キャブいじりの解説で良く出てくる「ジェットの番手を上げる(大きいものに交換する)」というのは、燃料の管の入り口を絞ったり開けたりして流量を調節するための行為のことなんです。
■キャブレターのセットアップやセッティングは難しい?
キャブレターの装着とセットアップ、そしてセッティングをイチからおこなうという場合、まったくの初心者の場合はいろいろと覚えなくてはならない要素があるので、そういう意味ではけっしてカンタンではありません。
とはいえ、いまどきはキャブレターの扱い方を解説している本がいくつもありますし、動画配信などでも初心者向けに解説をしているものがありますので、そういう情報をしっかり勉強してから挑めば、エンジンを動かせるところまでは思ったほど時間はかからないと思います。
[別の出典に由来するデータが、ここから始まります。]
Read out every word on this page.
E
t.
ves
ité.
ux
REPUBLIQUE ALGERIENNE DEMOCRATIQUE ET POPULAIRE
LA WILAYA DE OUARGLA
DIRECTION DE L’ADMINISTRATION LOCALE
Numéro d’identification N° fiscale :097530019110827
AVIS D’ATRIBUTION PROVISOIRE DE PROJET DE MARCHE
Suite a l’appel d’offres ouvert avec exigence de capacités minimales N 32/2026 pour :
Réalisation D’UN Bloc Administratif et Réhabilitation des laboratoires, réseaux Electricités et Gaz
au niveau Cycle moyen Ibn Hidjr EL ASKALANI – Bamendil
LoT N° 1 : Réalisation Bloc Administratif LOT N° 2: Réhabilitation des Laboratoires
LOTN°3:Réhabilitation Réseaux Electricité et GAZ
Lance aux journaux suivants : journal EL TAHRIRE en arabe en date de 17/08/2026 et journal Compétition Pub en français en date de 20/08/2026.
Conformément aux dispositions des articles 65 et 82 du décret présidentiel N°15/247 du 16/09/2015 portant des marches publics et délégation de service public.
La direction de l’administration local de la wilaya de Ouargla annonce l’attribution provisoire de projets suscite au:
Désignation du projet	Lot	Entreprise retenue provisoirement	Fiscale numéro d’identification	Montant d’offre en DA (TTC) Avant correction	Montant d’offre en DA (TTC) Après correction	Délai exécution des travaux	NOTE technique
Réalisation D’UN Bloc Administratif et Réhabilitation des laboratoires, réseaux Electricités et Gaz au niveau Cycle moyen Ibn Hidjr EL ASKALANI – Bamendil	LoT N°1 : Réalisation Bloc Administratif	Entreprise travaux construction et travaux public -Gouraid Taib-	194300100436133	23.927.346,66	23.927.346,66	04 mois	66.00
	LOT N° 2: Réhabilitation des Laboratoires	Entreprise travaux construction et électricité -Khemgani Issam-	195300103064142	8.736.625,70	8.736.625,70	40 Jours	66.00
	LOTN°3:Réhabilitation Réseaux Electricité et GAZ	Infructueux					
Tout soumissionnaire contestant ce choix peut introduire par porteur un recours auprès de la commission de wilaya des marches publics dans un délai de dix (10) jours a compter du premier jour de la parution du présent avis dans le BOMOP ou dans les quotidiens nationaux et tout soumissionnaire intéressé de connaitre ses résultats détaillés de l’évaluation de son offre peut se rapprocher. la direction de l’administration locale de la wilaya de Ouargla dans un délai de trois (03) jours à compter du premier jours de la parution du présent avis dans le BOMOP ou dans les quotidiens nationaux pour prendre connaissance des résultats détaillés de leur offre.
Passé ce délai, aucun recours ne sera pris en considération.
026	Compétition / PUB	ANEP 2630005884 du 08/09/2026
いちばんの近道は詳しい人を探してアドバイスしてもらうということですが、まあそう都合良く身近にはいないでしょう。
SNSで旧車の集まりに参加して、相談してみるところから始めるといいと思います。
キャブレターの魅力を楽しむためには、まずはキャブレター本体を入手しないことには始まりません。
そこで決めなくてはならないのがキャブレターの口径です。
エンジンの仕様や特性、オーナーの求める方向によって変わる部分はありますが、大きなガイドラインは排気量で見当が付けられます。
例えばよく使われている公式で見てみましょう。
D=0.82 √(CxNx0.001)
D=キャブ口径(mm)
C=1気筒あたりの排気量(cc)
N=最高出力回転数(rpm)
実際にソレックスの40パイが装着されているトヨタの「2T-G型」を当てはめてみましょう。
0.82√(400×6400×0.01)=41.5 となり、だいたい合っていますね。
では旧車エンジンの代表格「L20型」を当てはめてみると、0.82√(333×5200×0.01)=34.1 となります。
実際に34パイのキャブレターとなると、ソレックスの36パイがあるにはありますが、かなり入手は難しいと思います。
私の経験では、L20型エンジンにソレックスの40パイを3機装着してみたことがありますが、ノーマルキャブレターに比べてゼロ発進の時、特に坂道発進ではすこし慎重になるものの、街乗りで不足を感じることはありませんでした。
むしろアクセルのレスポンスが良くなり、中回転から上のパワー感が増したので、差し引きでいうと大きくプラスになったと感じました。
ですので感じ方には個人差はありますが、目安はあくまで目安として考えたほうがいいでしょう。
慎重に選ぶなら小さめを、せっかく変えるなら変化が大きい方が良いと考えるのであれば、大きめを選ぶと良いと思います。
キャブレター選びで、ひとつ注意をして欲しい点をお伝えしておきます。
キャブレターは一部を除いてもう新品での販売はしていませんので、ほとんどの人はネットオークションや中古を扱っているネットショップなどから中古で購入することになると思います。
その際、さり気なく混じっている不良品をつかまないよう慎重に選ぶようにしてください。
といっても「良いか悪いか、写真とコメントだけでは判別できないよ!」というのが実際だと思います。
ただここでいえることは限られてしまいますが、可能な限り現物を見て購入するようにすれば、少しでも失敗は遠ざけられると思います。
少なくとも写真で見てキレイだったからと安易な判断は控えましょう。
■あとがき
どうでしょう、キャブレターの魅力をしっかり伝えられたでしょうか?
ひと昔前に比べると、キャブレターの価格も上がってきていて、手軽に購入しづらくなってきてはいますが、私自身は旧車のカスタムパーツの中で一二を争うくらいに交換した時の変化が大きいものだと思っています。
せっかく旧車ライフを楽しむならば、ぜひ一度はこの効果を体感していただきたいです。
次回はもう少しマニアックな部分に踏み込んで、キャブレターの楽しさの奥深さを話してみたいと思います。